Frage an Roger Kusch von Fbrera Xöccra bezüglich Integration

19. Februar 2008 - 17:53

Sehr geehrter Herr Kusch,

wenn ich SIe richtig verstehe liegt einer Ihrer Schwerpunkte Ihrer Kampagne in der Forderung, ausländische Straftäter schneller abschieben zu können. Gleichzeitig betonen Sie auch, dass Hamburg wieder deutscher werden soll.
Meine Frage zielt auf Ihre Interpretation von Integration:
Hätten Sie sich in einer Ihrer letzten Antworten weniger über Herrn von Beust echauffiert, wenn er eine Moschee besucht hätte, wenn sie nicht gerade vom Verfassungsschutz unter Beobachtung stünde?

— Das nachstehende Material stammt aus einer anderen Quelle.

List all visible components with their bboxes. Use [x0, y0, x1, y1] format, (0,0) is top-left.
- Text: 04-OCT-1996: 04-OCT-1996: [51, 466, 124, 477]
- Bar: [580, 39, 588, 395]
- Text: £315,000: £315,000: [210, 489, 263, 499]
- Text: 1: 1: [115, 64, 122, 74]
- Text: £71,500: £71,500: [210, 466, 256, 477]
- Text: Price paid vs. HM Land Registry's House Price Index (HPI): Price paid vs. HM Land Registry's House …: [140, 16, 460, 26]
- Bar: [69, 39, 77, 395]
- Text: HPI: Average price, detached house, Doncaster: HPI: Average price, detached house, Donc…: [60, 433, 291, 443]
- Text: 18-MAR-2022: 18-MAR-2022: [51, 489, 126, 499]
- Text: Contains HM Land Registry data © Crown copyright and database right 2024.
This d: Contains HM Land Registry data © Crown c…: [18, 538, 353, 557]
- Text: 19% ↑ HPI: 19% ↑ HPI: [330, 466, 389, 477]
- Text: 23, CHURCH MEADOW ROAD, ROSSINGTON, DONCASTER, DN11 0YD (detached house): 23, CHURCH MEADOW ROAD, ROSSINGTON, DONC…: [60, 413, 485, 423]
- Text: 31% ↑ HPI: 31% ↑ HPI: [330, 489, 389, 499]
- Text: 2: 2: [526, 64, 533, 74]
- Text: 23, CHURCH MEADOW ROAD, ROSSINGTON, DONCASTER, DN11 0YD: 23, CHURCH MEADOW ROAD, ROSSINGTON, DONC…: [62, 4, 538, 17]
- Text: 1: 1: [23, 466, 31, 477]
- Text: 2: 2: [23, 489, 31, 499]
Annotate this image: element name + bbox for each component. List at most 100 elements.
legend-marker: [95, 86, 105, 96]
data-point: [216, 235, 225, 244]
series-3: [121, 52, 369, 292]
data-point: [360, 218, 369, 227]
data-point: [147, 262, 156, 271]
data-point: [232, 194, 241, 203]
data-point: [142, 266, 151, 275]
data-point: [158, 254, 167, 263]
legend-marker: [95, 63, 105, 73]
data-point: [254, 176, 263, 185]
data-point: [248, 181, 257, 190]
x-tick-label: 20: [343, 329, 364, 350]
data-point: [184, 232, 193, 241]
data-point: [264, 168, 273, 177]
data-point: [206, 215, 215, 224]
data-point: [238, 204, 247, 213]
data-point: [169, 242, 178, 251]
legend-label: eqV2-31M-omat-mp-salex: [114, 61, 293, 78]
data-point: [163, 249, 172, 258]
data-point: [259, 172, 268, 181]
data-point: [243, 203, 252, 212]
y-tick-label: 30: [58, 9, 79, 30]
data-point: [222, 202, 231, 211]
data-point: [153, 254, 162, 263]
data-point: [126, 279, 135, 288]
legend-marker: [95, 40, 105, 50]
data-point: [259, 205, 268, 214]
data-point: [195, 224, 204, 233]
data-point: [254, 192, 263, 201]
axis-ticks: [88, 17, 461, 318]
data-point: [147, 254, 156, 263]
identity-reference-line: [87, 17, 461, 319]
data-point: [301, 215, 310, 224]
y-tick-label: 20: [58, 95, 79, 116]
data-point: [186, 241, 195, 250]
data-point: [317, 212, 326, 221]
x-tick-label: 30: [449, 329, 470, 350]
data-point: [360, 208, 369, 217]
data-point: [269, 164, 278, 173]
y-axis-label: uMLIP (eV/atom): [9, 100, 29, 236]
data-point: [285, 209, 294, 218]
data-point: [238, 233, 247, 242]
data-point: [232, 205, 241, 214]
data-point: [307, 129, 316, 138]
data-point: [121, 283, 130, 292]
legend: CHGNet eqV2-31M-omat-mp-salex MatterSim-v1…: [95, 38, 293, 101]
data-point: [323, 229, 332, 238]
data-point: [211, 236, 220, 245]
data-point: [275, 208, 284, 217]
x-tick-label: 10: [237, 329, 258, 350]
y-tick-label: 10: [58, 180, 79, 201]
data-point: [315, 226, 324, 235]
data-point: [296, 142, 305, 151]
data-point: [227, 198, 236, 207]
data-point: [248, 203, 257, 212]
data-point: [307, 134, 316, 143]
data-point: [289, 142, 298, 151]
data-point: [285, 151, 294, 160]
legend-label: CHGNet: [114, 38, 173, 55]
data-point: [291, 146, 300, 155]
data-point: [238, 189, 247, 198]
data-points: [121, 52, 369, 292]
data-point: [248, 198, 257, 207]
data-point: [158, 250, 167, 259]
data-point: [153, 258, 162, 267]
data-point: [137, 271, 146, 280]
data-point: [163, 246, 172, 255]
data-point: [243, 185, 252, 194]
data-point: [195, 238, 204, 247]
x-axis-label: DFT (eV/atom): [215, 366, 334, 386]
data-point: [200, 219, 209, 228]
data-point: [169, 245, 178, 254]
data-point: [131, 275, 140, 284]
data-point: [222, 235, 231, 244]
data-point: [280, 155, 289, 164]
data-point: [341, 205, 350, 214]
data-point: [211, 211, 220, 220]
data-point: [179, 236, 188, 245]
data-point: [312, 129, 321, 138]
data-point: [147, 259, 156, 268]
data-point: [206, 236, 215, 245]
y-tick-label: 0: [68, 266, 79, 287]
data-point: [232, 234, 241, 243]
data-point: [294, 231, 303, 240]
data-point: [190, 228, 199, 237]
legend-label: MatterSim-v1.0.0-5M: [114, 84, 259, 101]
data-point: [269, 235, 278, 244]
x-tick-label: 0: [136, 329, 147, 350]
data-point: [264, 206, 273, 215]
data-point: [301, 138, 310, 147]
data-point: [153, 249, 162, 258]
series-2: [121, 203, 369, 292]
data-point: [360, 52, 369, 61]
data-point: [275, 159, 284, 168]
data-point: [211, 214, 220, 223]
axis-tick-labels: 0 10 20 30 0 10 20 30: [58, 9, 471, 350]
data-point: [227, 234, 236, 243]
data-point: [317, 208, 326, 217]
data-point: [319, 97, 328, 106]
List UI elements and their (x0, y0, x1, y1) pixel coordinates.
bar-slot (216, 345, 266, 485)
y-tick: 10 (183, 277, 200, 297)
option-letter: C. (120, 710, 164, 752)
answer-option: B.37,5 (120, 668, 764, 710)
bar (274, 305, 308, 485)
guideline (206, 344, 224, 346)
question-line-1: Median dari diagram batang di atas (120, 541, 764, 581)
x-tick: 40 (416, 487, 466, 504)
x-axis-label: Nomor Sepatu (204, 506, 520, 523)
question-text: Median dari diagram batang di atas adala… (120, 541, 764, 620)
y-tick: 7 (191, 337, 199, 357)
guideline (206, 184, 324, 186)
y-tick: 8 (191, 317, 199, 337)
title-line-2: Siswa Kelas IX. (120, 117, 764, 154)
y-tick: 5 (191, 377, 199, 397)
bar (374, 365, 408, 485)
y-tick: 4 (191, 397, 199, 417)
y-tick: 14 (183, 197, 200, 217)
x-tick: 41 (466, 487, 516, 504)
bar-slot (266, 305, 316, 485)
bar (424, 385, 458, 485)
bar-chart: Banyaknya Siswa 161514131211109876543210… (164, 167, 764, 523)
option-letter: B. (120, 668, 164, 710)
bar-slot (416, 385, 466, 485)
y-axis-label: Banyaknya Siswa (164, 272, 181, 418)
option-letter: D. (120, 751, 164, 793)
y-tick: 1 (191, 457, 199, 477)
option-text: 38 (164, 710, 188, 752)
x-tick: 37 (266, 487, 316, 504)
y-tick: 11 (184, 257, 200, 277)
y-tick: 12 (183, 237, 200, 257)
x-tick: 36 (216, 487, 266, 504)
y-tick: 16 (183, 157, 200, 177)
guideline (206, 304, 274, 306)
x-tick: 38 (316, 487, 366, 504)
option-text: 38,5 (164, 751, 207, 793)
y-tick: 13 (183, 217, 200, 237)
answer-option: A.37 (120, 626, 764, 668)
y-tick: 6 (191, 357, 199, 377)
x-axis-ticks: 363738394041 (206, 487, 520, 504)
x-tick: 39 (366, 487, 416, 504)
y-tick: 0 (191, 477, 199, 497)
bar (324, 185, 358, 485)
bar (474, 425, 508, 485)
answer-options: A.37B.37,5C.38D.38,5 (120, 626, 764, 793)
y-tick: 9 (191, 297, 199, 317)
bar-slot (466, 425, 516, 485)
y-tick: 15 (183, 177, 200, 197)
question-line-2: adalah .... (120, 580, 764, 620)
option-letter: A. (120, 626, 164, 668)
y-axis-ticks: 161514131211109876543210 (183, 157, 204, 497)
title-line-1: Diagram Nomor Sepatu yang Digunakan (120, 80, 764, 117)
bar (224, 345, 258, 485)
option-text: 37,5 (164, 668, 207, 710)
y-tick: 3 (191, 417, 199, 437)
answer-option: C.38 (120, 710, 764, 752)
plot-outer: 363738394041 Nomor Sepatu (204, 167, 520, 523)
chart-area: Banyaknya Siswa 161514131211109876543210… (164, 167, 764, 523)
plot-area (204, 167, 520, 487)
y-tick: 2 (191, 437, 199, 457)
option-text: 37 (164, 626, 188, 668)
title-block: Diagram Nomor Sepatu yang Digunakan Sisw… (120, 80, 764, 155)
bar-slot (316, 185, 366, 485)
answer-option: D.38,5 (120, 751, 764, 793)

Präferieren Sie in diesem Zusammenhang eher eine bestimmte Form der Integration oder einfach ein friedliches Miteinander?

Vielen Dank!
Sören Köppen

Frage von Fbrera Xöccra
Antwort von Roger Kusch
19. Februar 2008 - 21:49
Zeit bis zur Antwort: 3 Stunden 55 Minuten

Sehr geehrter Herr Köppen,

unsere Partei heißt Ausländer in Hamburg herzlich willkommen. Menschen aus anderen Ländern und fremden Kulturen sind eine Bereicherung für die Weltstadt Hamburg. Gastfreundschaft ihnen gegenüber ist eine zwischenmenschliche Selbstverständlichkeit und für eine Handels- und Dienstleistungsmetropole außerdem ein Gebot wirtschaftlicher Vernunft. Jeder Ausländer, der finanziell selber für sich sorgen kann, ist willkommen, sei es als Unternehmer, als Arbeitnehmer, als Student oder als Tourist – wenn er sich an die Gesetze und die üblichen Regeln unseres Zusammenlebens hält. Toleranz, Respekt und Interesse diesen willkommenen Ausländern gegenüber werden am besten gefördert, wenn der Staat die Unwillkommenen aus Hamburg fernhält.

Unser Konzept für erfolgreiche Integration: Integrationswillige Ausländer bekommen Unterstützung
- durch ausreichendes Angebot an Sprachunterricht,
- durch spezielle Beratungsangebote der staatlichen Verwaltung,
- durch Wohnungs- und Arbeitsvermittlung, die einseitige Konzentrationen vermeidet und stattdessen auf Integration setzt.

Integrationsunwillige Ausländer haben in Hamburg nichts verloren.
- Wer illegal hier lebt, wer dauerhaft ohne eigenes Einkommen ist oder nach Hamburg nur kommt, um hier von staatlicher Unterstützung zu leben,
- wer schwere oder wiederholte Straftaten begeht,
- wer Anhaltspunke liefert, die Zweifel an seiner Verfassungstreue begründen,
hat Hamburg zu verlassen, erforderlichenfalls mit Abschiebehaft.